Пока тетка репетировала, не обращая на меня внимания, я принялся рассматривать местную публику. Адвокаты, юристы и эксперты всех мастей бросались в глаза сразу. На мужчинах были аккуратные хорошо сидящие костюмы, тщательно подобранные галстуки и рубашки, блестящие туфли: даже в лютый холод или в тридцатиградусную жару это всегда остроносые, полностью закрытые модели на тоненькой кожаной подошве. Женщины-юристы предпочитают костюмы-тройки, неброские, неяркие, нефасонистые, но громко сообщающие о своей дороговизне материалами и идеальным кроем. Все это вместе называется адвокатским имиджем, который должен успокаивать клиента предсказуемой деловой элегантностью. Эксперты тоже стараются не отставать от юридической братии. Вика, например, явилась в сером мягком пиджаке и строгой юбке до середины икр. Шедевром образа были, конечно, сапоги, на платформе и огромном каблуке, совершенно нефункциональные, но красивые. На голове у нее был накручен кокон – кажется, в 70-е это называлось бабеттой, а челка зачесана строгой гелевой волной. Вообще, сегодня тетка наконец-то выглядела привычно для меня – то есть превосходно, стильно, благополучно.

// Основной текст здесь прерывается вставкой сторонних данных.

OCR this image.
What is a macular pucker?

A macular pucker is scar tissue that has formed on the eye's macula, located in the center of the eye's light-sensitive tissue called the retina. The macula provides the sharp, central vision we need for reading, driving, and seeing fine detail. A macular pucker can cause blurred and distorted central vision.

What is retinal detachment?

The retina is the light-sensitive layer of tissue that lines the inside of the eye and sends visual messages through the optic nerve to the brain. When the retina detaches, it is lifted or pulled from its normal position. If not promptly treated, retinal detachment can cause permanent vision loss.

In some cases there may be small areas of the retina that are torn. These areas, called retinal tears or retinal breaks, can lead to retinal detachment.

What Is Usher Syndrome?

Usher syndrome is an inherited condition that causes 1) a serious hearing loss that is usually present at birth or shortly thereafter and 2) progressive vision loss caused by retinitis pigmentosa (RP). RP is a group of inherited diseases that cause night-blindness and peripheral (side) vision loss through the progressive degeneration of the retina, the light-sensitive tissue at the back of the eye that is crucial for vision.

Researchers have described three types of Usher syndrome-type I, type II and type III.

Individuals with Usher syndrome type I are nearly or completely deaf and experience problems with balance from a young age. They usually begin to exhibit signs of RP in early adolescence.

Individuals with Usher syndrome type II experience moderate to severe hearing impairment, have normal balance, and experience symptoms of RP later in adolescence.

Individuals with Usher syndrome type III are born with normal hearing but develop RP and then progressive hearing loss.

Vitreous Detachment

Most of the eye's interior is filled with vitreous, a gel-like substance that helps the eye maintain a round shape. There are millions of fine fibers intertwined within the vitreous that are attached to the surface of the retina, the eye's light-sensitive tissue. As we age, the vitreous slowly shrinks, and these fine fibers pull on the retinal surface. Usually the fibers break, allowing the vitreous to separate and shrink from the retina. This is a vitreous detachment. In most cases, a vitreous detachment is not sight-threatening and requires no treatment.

Царившая в коридоре суда тщательность – в гардеробе, в выбритых до гладкого блеска подбородках, в острых запахах духов и лосьонов – говорила о том, что люди пришли сюда не просто на работу. Они явились на бой, на родео, на сцену, и выступать каждый намеревался так, чтобы не пришлось делать дубль.
Состояние истцов и ответчиков заметно отличалось. Эти что-то лихорадочно вспоминали, звонили по телефонам, садились, вскакивали, прохаживались туда-сюда. Одеты они были кто как: слишком богато, слишком бедно, и этой своей неупорядоченностью резко отличались от людей, для которых сутяжничество было частью привычного хода жизни.
Вдруг в этой серо-черно-белой толкотне мое внимание привлекло яркое голубое пятно. Я поднял глаза и, конечно, сразу узнал ее. Она была все так же эффектна, как и два года назад, когда я видел ее в последний раз. По направлению к нам шествовал эксперт со стороны профсоюза – Ада Львовна Миллер. Заметив ее, люди невольно расступались, поэтому ничто не мешало женщине гордо нести себя и весь свой нетривиальный туалет. На Аде Львовне было длинное голубое платье из какого-то летящего струящегося материала, с крупным цветочно-цыганистым узором, которое на ком угодно смотрелось бы вульгарно, но только не на ней. Миллер шла легко, кокетливо цокая каблуками. Ее черные гладкие волосы были сегодня собраны в непростую на вид корзину. В общем, она напомнила сказочную королеву: бледнолицая, высокая, с талией, плотно обхваченной красным лаковым поясом. Все это цветовое богатство радостно играло в скучном коридоре районного суда.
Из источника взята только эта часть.